Che volto ha la nuova generazione del teatro europeo? Di che cosa parlano e quali linguaggi usano gli artisti tra i venti e i trent’anni? La voce della nuova scena non è facile da definire, non solo perché le diverse creatività sfuggono a etichette e parametri unici, ma anche perché le occasioni per intercettarne i lavori non sono molte. Per questa ragione, sono particolarmente preziose le opportunità come Future Laboratory, un progetto europeo interamente dedicato alla creatività delle giovani generazioni e all’organizzazione di residenze di ricerca, nonché alla costruzione di reti internazionali.
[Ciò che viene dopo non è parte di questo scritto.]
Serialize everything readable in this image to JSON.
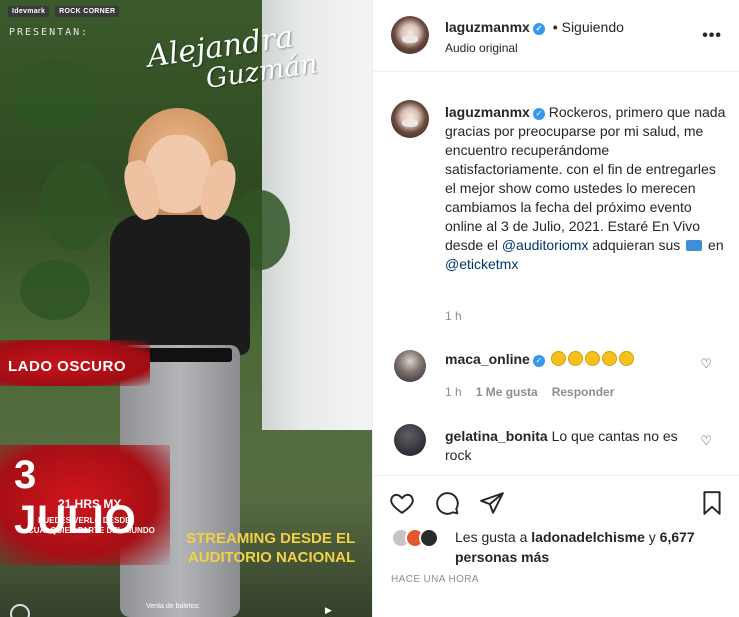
{
  "media": {
    "brand_1": "Idevmark",
    "brand_2": "ROCK CORNER",
    "presentan": "PRESENTAN:",
    "signature_line1": "Alejandra",
    "signature_line2": "Guzmán",
    "lado_oscuro": "LADO OSCURO",
    "date_big": "3 JULIO",
    "date_hours": "21 HRS MX",
    "date_sub1": "PUEDES VERLO DESDE",
    "date_sub2": "CUALQUIER PARTE DEL MUNDO",
    "streaming_line1": "STREAMING DESDE EL",
    "streaming_line2": "AUDITORIO NACIONAL",
    "boletos": "Venta de boletos:"
  },
  "header": {
    "username": "laguzmanmx",
    "separator": "•",
    "follow_status": "Siguiendo",
    "audio": "Audio original",
    "more": "•••"
  },
  "caption": {
    "username": "laguzmanmx",
    "text_part1": "Rockeros, primero que nada gracias por preocuparse por mi salud, me encuentro recuperándome satisfactoriamente. con el fin de entregarles el mejor show como ustedes lo merecen cambiamos la fecha del próximo evento online al 3 de Julio, 2021. Estaré En Vivo desde el",
    "mention1": "@auditoriomx",
    "text_part2": "adquieran sus",
    "text_part3": "en",
    "mention2": "@eticketmx",
    "time": "1 h"
  },
  "comments": [
    {
      "username": "maca_online",
      "text": "",
      "time": "1 h",
      "likes": "1 Me gusta",
      "reply": "Responder"
    },
    {
      "username": "gelatina_bonita",
      "text": "Lo que cantas no es rock"
    }
  ],
  "likes": {
    "prefix": "Les gusta a",
    "user": "ladonadelchisme",
    "connector": "y",
    "others": "6,677 personas más"
  },
  "posted": "HACE UNA HORA",
  "colors": {
    "verified": "#3897f0",
    "mention": "#00376b",
    "meta": "#8e8e8e",
    "accent_red": "#c8141b",
    "accent_yellow": "#f2d146"
  }
}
Dodici importanti istituzioni europee attive nel campo delle arti performative (tra queste, il Piccolo Teatro di Milano, il Théâtre National de Strasbourg e il Teatro Municipal di Porto) hanno selezionato altrettanti giovani artisti per un percorso di due anni, scandito in residenze successive e accompagnato dal confronto con uno o più mentori.
Tra il 28 e 30 novembre 2024, presso il Théâtre de la Ville de Luxembourg (una delle dodici istituzioni aderenti al progetto) i protagonisti hanno presentato i risultati della loro ricerca davanti a critici e operatori dei dodici paesi partner. La forma scelta – una restituzione ancora aperta e non compiuta del percorso biennale – non permette vere e proprie valutazioni critiche sul singolo lavoro, ma consente senz’altro alcune riflessioni più ampie: come raccontano (e come guardano) il mondo i giovani artisti europei?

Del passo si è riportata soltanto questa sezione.